Abatangelo returned his glance to the menu. “As for wine,” he said, “we’ve just about killed this pup. Bring another Barbaresco for me and a nice Malvasia Bianca for my friend, given he favors fish. Molte grazie. Arrivederla.

Massimo said nothing as he collected the menus. Once he was out of earshot, Eddy hissed, “ Paesano … what the fuck…?”

Abatangelo tasted his wine. “I know his kind,” he said.

“They had waiters at Safford?”

“Our little man Massimo,” Abatangelo explained, “bears more than a passing resemblance to my old man.”

Eddy sat back and drummed his fingers on the table. “What’s going on, guy?”

Abatangelo stewed for a moment. “Sorry,” he said. “I got hit in the face at Dominic’s with ancient history. Nina Napolitano called me ‘Vince’s boy.’ ”

“Biologically speaking- ”

“Fuck biology. I just spent ten years in lofty self-examination, all expenses paid. I know what I know and what I know is, I ain’t Vince Abatangelo’s boy in any way that means anything.”

His delivery was over the top, he sensed it himself. Eddy leaned forward and put his hand on Abatangelo’s wrist. “Let it go.”

Abatangelo shrugged apologetically. “You’re right.” He leaned back into his seat and made a come-forth gesture with his hand. “So, regale me. The gang. How are they?”

Eddy obliged with a brief rundown. Steve Cadaret from all reports remained free in Southeast Asia, doing the bohemian fugitive bit. Mickey Bensusan had found God in Palm Desert courtesy of an Aryan beauty named Malika. Joey Bassinger died of a heart attack freebasing in a motel room near Yosemite, of all places. Jimmy Byrne, the Company’s skipper, who’d been apprehended at sea the same night the arrests on the beach went down, remained in prison, where, unless the political winds turned, he would grow old and die.

“Poor Cap,” Abatangelo offered.

“You did what you could do,” Eddy said.

“Maybe. Any event, you left out Shel.”

Eddy removed an envelope from his coat pocket and passed it across the table. “I’m not sure I approve of this, incidentally.”

The envelope contained a printout on coarse gray paper. The text bore the heading LACHELLE MAUREEN BEAUDRY, AKA SHEL BEAUDRY, and listed several recent addresses.

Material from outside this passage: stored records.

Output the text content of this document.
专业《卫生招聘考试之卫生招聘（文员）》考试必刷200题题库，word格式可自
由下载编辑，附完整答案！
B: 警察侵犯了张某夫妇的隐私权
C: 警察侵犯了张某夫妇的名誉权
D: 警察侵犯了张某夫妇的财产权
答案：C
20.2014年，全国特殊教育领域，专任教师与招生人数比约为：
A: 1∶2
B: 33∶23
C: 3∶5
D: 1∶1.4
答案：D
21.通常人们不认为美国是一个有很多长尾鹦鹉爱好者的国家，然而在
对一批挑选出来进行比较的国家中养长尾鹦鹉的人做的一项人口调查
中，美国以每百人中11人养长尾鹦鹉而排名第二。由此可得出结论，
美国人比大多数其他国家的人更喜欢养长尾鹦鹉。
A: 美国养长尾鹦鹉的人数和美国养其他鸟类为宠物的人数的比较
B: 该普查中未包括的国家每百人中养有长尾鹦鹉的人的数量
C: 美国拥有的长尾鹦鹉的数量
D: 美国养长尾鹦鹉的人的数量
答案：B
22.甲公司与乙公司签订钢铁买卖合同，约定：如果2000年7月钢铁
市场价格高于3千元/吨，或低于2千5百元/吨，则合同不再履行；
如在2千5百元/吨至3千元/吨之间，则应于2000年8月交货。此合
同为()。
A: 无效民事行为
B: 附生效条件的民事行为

Abatangelo regarded it like a seven-year-old with a valentine. “Any trouble getting this?”

“Seventy-five bucks,” Eddy said. “If that’s trouble.”

“I’ll pay.”

“Whatever,” Eddy said. “Truth is, this wasn’t any trouble for me, but it was to the guy who got it for me. Seems he had to rely on vehicle registrations to get those addresses.”

“That’s a problem?”

“You’re not supposed to get vehicle registration information except for service of process. You lie, you surrender a fifty-thousand-dollar bond. But Shel, she’s got no property in her name. Doesn’t have any credit to speak of, and her last job ended over a year ago. So the last resort was DMV. Bingo. Turns out she has her name on a truck. To cover his butt, my guy filed a phony small claims action with a due diligence affidavit saying he tried to serve her but couldn’t. He’ll file a Request for Dismissal in a couple weeks. That should cover it.”

“If it doesn’t,” Abatangelo said, “I’m good for the hassle.”

Eddy laughed. “Oh yeah? You got fifty grand lying around? Forget about it. Let trouble come looking for you. Meanwhile, as long as we’re playing show-and-tell, hand over the letter you got. I want to read this thing for myself.”